Taylor Davies
- Birth name: Taylor Davies
- Date of birth: 30 July 1995 (age 29)
- Place of birth: Swansea, Wales
- Height: 185 cm (6 ft 1 in)
- Weight: 108 kg (17 st 0 lb)

Rugby union career
- Position(s): Hooker

Senior career
- Years: Team / Apps / (Points)
- 2013–2017: Llandovery / 18 / (0)
- 2014–2023: Llanelli / 77 / (40)
- 2016–2023: Scarlets / 39 / (10)
- 2019: Carmarthen Quins / 1 / (0)
- 2021: → Dragons (loan) / 4 / (0)
- 2021–2022: → Dragons (loan) / 17 / (10)
- Correct as of 14:05, 2 May 2023 (UTC)

= Taylor Davies =

Welsh rugby player

Taylor Davies (born 30 July 1995) is a Welsh rugby union player who plays as a hooker.
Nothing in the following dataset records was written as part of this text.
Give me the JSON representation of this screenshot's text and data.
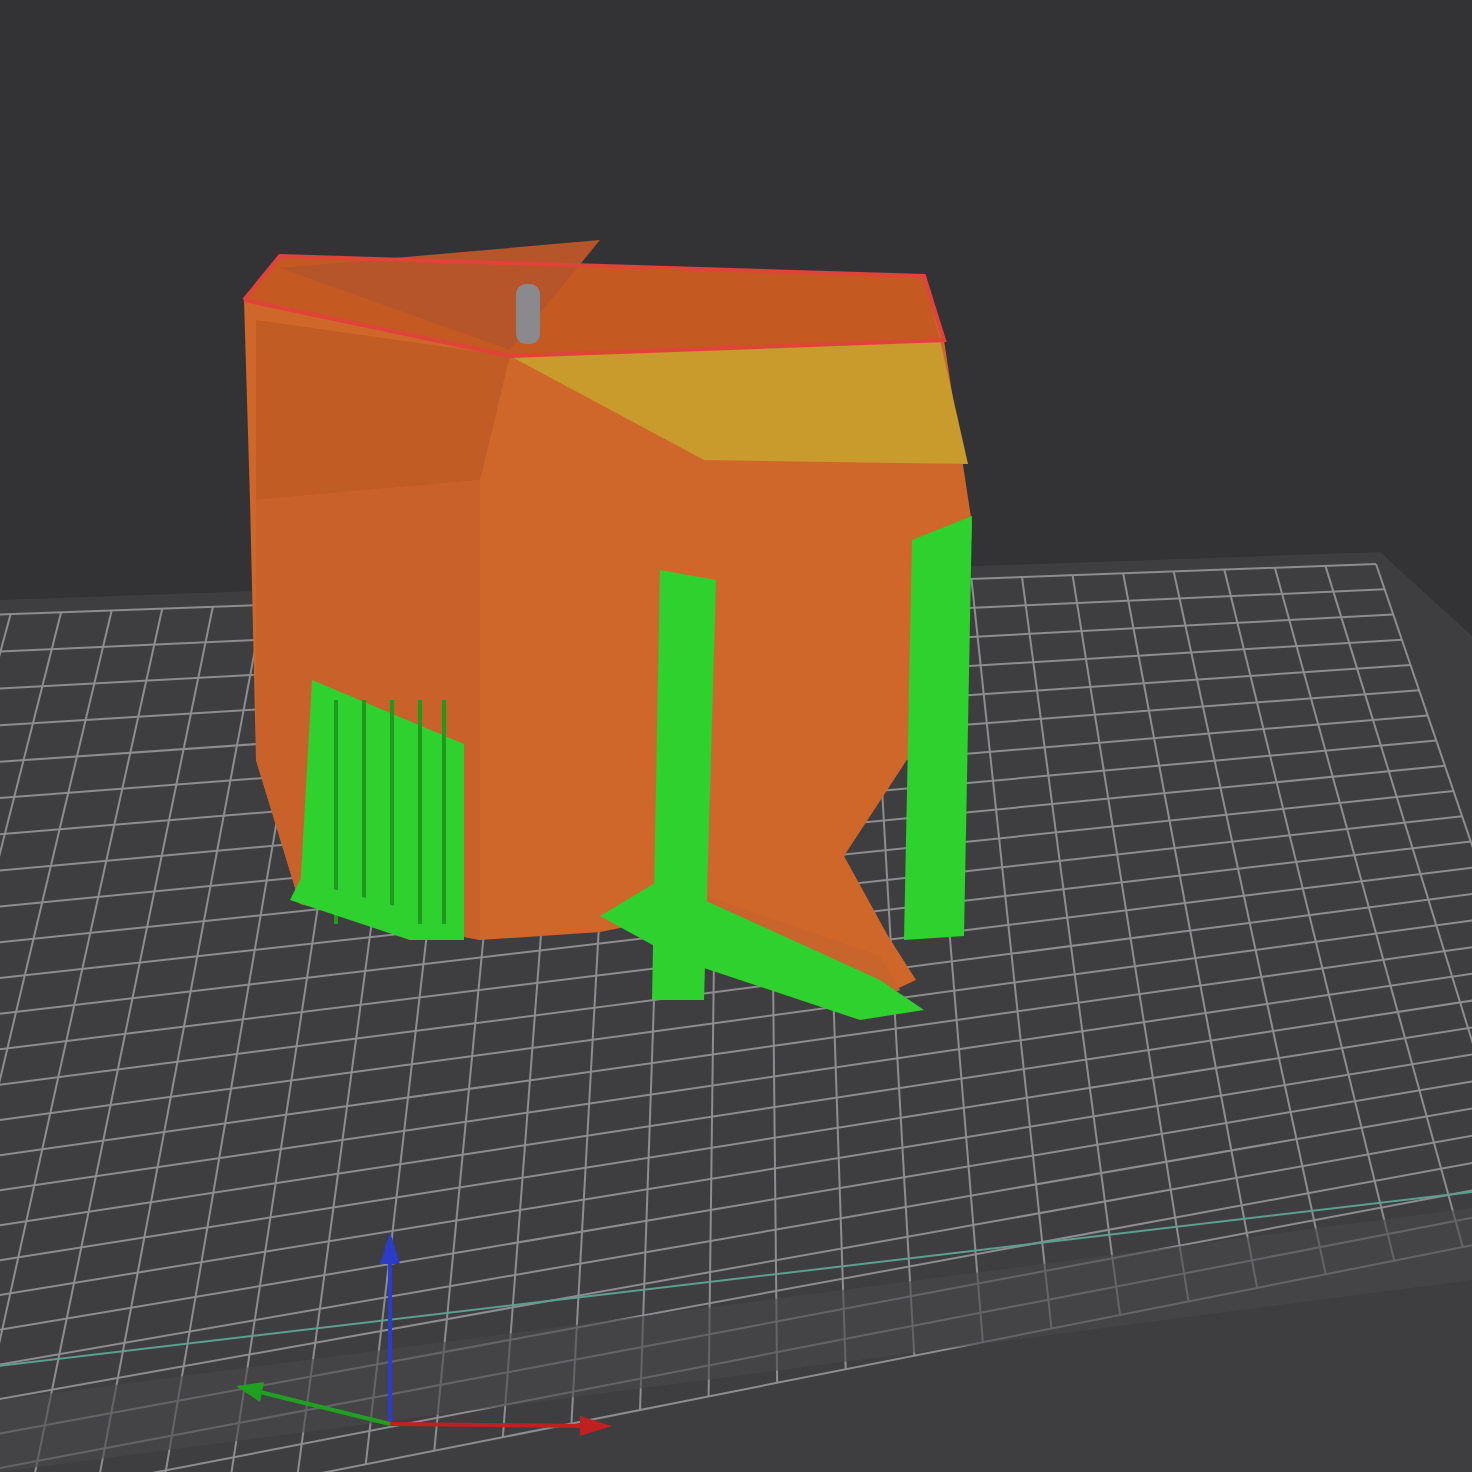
{
  "viewport": {
    "kind": "sliced-preview"
  }
}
Born in Swansea, he came through the ranks with the Scarlets and played for Llandovery and Llanelli before making his regional debut in 2016. He also made one appearance for Carmarthen Quins in 2019. In 2021, he joined the Dragons on a short-term loan as a front-row option for their Pro14 Rainbow Cup matches, starting all three matches against their regional rivals, including his parent club. He returned to the Dragons on loan for the 2021–22 season; he made 17 appearances and scored two tries, including one against the Scarlets on 16 April 2022. In April 2023, Davies was named as one of 15 players leaving the Scarlets at the end of the 2022–23 season.